De forma alguma quero que esse pareça um texto machista, mas hoje vejo um movimento contrário entre as seguidoras de Vênus, ou Afrodite, como preferem alguns. As mulheres mais maduras estão querendo voltar para casa, cuidar do lar e dos filhos. Preferem deixar nas mãos do marido a responsabilidade por garantir o pão e o circo nosso de cada dia – e ainda por cima um motelzinho no fim de semana. Se há essa chance de elas largarem o emprego e isso não representar queda brusca no padrão de vida, pode ter certeza que elas irão.

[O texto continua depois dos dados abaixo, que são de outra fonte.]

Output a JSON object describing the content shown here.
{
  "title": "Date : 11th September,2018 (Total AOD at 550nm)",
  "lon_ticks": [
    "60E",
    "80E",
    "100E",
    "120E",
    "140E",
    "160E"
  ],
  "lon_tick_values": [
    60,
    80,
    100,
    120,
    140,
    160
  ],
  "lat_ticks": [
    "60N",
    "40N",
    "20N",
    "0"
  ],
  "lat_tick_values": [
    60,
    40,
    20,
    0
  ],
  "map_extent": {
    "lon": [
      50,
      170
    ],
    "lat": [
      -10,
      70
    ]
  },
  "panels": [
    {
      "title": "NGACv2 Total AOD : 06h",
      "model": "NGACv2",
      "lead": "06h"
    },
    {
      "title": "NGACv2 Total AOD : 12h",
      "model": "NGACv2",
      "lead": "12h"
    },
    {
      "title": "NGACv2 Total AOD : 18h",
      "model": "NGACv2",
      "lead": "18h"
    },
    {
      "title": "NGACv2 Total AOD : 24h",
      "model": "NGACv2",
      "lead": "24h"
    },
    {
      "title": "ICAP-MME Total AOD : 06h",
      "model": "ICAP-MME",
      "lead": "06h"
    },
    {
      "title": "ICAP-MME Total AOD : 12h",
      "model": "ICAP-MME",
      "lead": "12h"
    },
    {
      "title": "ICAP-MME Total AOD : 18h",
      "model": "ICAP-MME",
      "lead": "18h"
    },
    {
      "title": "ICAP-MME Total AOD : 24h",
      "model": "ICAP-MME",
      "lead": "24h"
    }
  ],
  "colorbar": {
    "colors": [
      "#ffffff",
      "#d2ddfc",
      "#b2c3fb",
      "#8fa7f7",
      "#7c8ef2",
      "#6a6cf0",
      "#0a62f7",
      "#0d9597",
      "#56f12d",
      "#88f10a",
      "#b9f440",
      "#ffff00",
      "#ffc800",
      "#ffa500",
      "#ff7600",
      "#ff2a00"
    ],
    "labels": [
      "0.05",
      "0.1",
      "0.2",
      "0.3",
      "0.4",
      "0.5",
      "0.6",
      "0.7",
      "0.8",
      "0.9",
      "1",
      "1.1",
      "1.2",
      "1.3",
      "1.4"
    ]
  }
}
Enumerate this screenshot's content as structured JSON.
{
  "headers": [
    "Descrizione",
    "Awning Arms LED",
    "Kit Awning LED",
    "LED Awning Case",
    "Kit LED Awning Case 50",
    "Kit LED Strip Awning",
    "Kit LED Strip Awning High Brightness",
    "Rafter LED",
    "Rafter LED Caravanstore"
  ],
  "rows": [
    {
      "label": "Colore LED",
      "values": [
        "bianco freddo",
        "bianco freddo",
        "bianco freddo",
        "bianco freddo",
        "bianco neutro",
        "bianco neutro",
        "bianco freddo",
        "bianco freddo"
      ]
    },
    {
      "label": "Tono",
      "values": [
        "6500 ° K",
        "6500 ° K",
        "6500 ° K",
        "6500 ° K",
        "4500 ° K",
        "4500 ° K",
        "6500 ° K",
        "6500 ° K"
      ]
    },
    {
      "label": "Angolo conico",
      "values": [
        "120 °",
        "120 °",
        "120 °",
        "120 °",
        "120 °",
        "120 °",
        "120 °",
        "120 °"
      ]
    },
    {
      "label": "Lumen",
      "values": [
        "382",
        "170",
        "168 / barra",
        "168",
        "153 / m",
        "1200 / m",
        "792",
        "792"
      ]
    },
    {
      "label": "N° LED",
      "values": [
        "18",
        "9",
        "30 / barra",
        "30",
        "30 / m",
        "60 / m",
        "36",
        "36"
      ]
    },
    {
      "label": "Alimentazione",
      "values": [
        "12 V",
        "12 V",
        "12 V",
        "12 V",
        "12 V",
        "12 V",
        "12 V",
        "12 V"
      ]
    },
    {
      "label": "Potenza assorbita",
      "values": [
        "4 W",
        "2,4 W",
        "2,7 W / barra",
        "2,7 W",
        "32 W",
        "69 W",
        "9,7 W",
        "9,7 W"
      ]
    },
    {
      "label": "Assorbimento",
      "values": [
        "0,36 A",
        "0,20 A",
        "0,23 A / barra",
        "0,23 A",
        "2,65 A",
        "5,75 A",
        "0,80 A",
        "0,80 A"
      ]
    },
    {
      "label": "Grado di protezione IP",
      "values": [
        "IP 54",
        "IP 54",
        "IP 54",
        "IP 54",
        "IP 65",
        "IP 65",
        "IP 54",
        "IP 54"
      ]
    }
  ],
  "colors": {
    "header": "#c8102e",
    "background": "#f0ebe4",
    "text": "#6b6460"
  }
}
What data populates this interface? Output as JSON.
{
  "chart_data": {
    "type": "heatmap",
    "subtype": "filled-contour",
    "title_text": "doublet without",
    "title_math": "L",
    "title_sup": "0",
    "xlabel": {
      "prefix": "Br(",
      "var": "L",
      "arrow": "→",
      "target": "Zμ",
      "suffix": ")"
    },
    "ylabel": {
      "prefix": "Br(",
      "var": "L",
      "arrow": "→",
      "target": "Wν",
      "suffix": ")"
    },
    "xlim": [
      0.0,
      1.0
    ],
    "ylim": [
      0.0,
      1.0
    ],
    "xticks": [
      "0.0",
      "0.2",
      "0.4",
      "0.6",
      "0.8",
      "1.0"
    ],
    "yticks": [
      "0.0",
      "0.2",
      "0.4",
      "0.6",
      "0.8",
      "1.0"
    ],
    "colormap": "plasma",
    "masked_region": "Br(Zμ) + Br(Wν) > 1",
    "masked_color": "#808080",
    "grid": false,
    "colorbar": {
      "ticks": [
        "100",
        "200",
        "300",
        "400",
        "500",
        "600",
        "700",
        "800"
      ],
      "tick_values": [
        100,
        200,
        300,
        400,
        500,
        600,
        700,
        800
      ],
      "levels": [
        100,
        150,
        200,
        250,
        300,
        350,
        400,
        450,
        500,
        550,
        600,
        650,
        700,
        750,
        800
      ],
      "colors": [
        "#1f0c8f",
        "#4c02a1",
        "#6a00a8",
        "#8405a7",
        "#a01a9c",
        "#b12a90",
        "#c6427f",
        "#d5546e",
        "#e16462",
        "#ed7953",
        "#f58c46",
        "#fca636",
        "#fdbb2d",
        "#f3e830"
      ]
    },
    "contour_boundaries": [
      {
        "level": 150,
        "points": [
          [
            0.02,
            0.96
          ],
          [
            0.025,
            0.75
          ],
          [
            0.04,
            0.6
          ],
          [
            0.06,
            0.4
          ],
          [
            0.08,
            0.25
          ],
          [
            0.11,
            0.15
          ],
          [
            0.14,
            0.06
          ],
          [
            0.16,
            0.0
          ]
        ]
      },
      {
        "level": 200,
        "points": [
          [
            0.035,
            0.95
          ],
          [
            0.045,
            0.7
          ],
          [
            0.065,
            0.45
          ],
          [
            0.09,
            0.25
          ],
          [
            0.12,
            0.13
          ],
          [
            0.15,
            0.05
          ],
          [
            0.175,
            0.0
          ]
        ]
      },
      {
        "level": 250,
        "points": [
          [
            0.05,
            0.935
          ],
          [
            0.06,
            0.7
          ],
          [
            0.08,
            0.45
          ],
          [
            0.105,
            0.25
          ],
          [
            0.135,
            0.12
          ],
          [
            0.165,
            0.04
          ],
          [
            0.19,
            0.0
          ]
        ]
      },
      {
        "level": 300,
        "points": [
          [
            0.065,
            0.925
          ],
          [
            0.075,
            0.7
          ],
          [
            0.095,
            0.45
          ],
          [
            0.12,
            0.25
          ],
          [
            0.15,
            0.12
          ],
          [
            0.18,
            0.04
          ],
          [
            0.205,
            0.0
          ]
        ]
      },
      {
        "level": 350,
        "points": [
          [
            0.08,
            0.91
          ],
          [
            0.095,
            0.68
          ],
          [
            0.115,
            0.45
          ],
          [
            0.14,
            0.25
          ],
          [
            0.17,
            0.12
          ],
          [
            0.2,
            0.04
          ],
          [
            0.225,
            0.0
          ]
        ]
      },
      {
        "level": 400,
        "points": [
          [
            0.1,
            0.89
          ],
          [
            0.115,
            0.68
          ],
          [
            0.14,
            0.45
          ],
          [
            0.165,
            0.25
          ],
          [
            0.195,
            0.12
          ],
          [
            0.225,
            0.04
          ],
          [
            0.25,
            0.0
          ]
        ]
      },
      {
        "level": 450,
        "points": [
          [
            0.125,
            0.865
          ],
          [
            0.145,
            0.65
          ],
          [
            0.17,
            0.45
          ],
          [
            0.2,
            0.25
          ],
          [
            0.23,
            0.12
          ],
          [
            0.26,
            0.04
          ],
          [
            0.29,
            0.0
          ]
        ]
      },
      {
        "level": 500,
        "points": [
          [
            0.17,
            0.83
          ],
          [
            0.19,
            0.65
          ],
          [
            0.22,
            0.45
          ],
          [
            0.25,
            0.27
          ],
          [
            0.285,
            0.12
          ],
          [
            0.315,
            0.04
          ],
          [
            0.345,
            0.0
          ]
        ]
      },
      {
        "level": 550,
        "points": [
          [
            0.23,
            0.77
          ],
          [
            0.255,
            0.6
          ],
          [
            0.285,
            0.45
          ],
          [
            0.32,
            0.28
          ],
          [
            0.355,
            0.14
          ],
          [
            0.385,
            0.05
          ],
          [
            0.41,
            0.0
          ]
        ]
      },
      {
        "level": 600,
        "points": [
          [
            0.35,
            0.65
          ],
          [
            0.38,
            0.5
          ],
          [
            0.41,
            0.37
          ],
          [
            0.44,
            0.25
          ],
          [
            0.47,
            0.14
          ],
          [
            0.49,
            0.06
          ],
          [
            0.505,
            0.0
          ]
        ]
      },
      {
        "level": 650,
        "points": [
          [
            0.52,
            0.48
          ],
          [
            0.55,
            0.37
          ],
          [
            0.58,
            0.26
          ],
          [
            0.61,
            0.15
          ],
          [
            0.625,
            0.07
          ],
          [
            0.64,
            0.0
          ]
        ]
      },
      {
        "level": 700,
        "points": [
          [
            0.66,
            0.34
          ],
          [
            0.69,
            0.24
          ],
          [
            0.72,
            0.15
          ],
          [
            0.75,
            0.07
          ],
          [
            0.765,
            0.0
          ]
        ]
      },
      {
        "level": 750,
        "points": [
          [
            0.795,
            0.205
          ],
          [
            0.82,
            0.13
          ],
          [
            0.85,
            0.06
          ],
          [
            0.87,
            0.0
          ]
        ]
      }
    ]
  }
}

Por outro lado, as meninas mais jovens procuram homens amadurecidos, capazes de lhes dar suporte emocional e profissional e ainda por cima, que possam lhes levar para jantar em um restaurante caro uma vez por mês. Isso claro, quando resolvem namorar sério, já que quando o negócio é só "ficar", essa regra vale, mas num sentido um pouco diferente. Basta que o cara seja interessante, tenha um carro e espírito de juventude. Pedras são bem vindas das meninas que nunca pensaram assim. Lembre-se: ir a praia de ônibus com o ficante não é lá o programa dos seus sonhos é? Ao motel nem se fala.

O que quero dizer é, que se aquelas operárias têxteis lá daquela fábrica de Nova Iorque soubessem que o movimento ao qual dariam origem fosse terminar nisso, não teriam pego aquele bronzeado que provocou a morte de 130 delas. Hoje elas assumem cargos de diretoria, são maioria e mais bem sucedidas nos cargos de chefia, mandam nos homens dentro das empresas, têm todo os direitos pelos quais lutaram a vida toda. Mas querem por que querem uma vida mais tranqüila, a frente do lar. Afinal lidar com os filhos e o marido, na maior parte das vezes, é melhor do que se submeter às pressões da rotina corporativa-capitalista dos nossos dias.

Como toda regra, há exceções. Existem ainda mulheres que querem ser tão ou mais poderosas do que os homens. Embora elas mal saibam que sempre tiveram esse poder sobre nós sem precisar mover uma palha, ou melhor, bastando cruzar uma perna, acham que podem tê-lo e querem tê-lo. E podem sim, já provaram isso. Mas esse tipo de mulher está se acabando aos poucos. O Dia Internacional da Mulher vai ter outro sentido daqui há duas décadas – se já não o está tendo hoje. E a responsabilidade financeira voltará para nós homens, pobre homens, que vamos ficar cada vez mais pobrezinhos, mas com o orgulho restabelecido de poder sustentar o lar.

2 Comments:

Anonymous Anônimo said...

Engraçado, esse assunto foi a capa do Correio Braziliense de domingo (sim, eu estava lá, na terra das malas). Outro enfoque, claro, mas a busca por esse retorno. O que fica claro pra mim é: ninguém (homem ou mulher) prefere estresse e competição. Se pudéssemos, ninguém escolheria isso pra rotina de vida, é óbvio. Mas, alguns se sujeitam (pressão, cultura, ambição), outros suportam e alguns negam. Veja bem, não estou fazendo de gêneros, mas de pessoas. E qto a ir ao motel ou à praia de ônibus, sim, eu prefiro ir com o meu carro, mas se não der, paciência, o destino é tão mais importante q a viagem.... ;-) Bjs e saudade de vc.

segunda-feira, agosto 22, 2005 11:35:00 PM  
Anonymous Anônimo said...

Já recebi um email, infocando uma mulher que reclamava "das mulheres" que pediram direitos iguais hehehe.
O problema, no meu ponto de vista (trabalhadora e do lar) é a carga de tarefas. Eu trabalho todos os dias, chego em casa e vou trabalhar mais até as 22 horas no mínimo, lavando louça, roupa, fazendo comida, cuidando da casa. Realmente eu me encaixo no perfil que prefere deixar na mão do marido a parte de trazer o pão nosso de cada dia. Podem me criticar por este pensamento, mas se vocês repararem os dieritos não são iguais nem mesmo entre homens imagine entre homens e mulheres.
Sempre há diferença mesmo nos mesmos cargos, tratamento e etc.